What I was seeking, in that Skype conversation, was not a literal tryst. That would have been too glaringly sinful, not to mention a technical impossibility. Instead I was angling for some sign that, under very different circumstances, I would have been worthy of one. The late militant atheist Christopher Hitchens painted it to the life when he referred to the “real, out-loud, head-back, mouth-open-to-expose-the-full-horseshoe-of-lovely-teeth, involuntary” bursts of laughter that inform a guy his quips are hitting the bull’s-eye.

A modesty fail can be said to have occurred because my thirst for admiration slipped reason’s moorings. First it fixed itself on an unsuitable object – someone who’d granted me her time for purposes that didn’t include admiring my wit. Second it monopolized that time, effectively wasting it. Third, by reducing the woman to a potential source of admiration, it treated her as a means to an end, which left her short the charity I owed her as a neighbor. In pursuit of that one transitory end, I ended up committing a small cluster of sins.

In Dawn Eden’s book The Thrill of the Chaste, Kevin Tierney offers a prescription for modesty that sounds a bit on the stern side:

When I help others, am I doing it so people can realize how generous and great I am? When I sing and pray at Mass, am I elevating my voice just a little bit so that everyone can hear how good I sing?…In short, how much am I like Christ (who lived a life of having himself despised for our sake) and how much like the Pharisee, who though fully and ornately clothed radiated immodesty.

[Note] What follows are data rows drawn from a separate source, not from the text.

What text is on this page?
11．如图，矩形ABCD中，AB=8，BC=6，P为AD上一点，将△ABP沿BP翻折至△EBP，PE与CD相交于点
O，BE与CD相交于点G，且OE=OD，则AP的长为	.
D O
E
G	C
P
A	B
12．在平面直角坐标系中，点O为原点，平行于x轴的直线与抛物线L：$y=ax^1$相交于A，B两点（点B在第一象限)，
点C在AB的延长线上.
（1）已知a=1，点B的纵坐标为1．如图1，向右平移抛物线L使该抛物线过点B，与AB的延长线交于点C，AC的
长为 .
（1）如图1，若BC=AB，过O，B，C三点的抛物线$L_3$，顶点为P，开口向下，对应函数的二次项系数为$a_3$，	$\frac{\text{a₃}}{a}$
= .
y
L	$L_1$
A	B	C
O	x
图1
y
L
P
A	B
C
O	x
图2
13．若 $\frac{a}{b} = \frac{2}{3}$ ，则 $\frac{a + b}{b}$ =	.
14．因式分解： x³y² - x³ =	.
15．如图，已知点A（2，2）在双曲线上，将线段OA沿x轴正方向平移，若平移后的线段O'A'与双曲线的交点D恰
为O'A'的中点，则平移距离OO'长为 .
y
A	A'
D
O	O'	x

A certain amount of self-advertising is necessary for obtaining goods, like jobs and new friends, that even a well-ordered appetite would desire. For those in the market, it is absolutely essential for the acquisition of a mate. We might say that modesty should check self-assertion when it aims at goods beyond these – fame for fame’s sake, power for power’s sake, sex for pleasure’s sake, or in my case, admiration for validation’s sake.

Now, it’s relatively easy for me, a life-celibate, to remind myself to squash occasional impulses to strut the rusted debris of my stuff. What practical advice I would give to a young Catholic guy – an undergrad at Steubenville, say, or Dallas – I have no idea. Even kids that age who aren’t rutting like brute beasts are jockeying for pride of place like bighorned sheep on jimson weed. In that state of barely tamed nature, hearing that reason is proper to man just doesn’t sound very convincing.

I suppose I would refer them to Josef Pieper, who writes that Temperance, modesty’s umbrella corporation, “renders men beautiful,” but “with a more spiritual, more austere, more virile aspect.” It is as though the soul, by drawing nearer to God, causes a cleft to form in the chin.

Pieper continues:

It is not easy to read in a man’s face whether he is just or unjust. Temperance or intemperance, however, loudly proclaim themselves in the order or disorder of the features, in the attitude, the laugh, the handwriting. Temperance, as the inner order of man, can as little remain “purely interior” as the soul itself, and as all other life of the soul or mind. It is the nature of the soul to be “the form of the body.”

In other words, for a young bookworm or aesthete to fear being mistaken for Ven. Pope Pius XII is perfectly understandable. But woe betide him who breaks that mold too eagerly. Before long, he might end up being mistaken for Bluto from Animal House.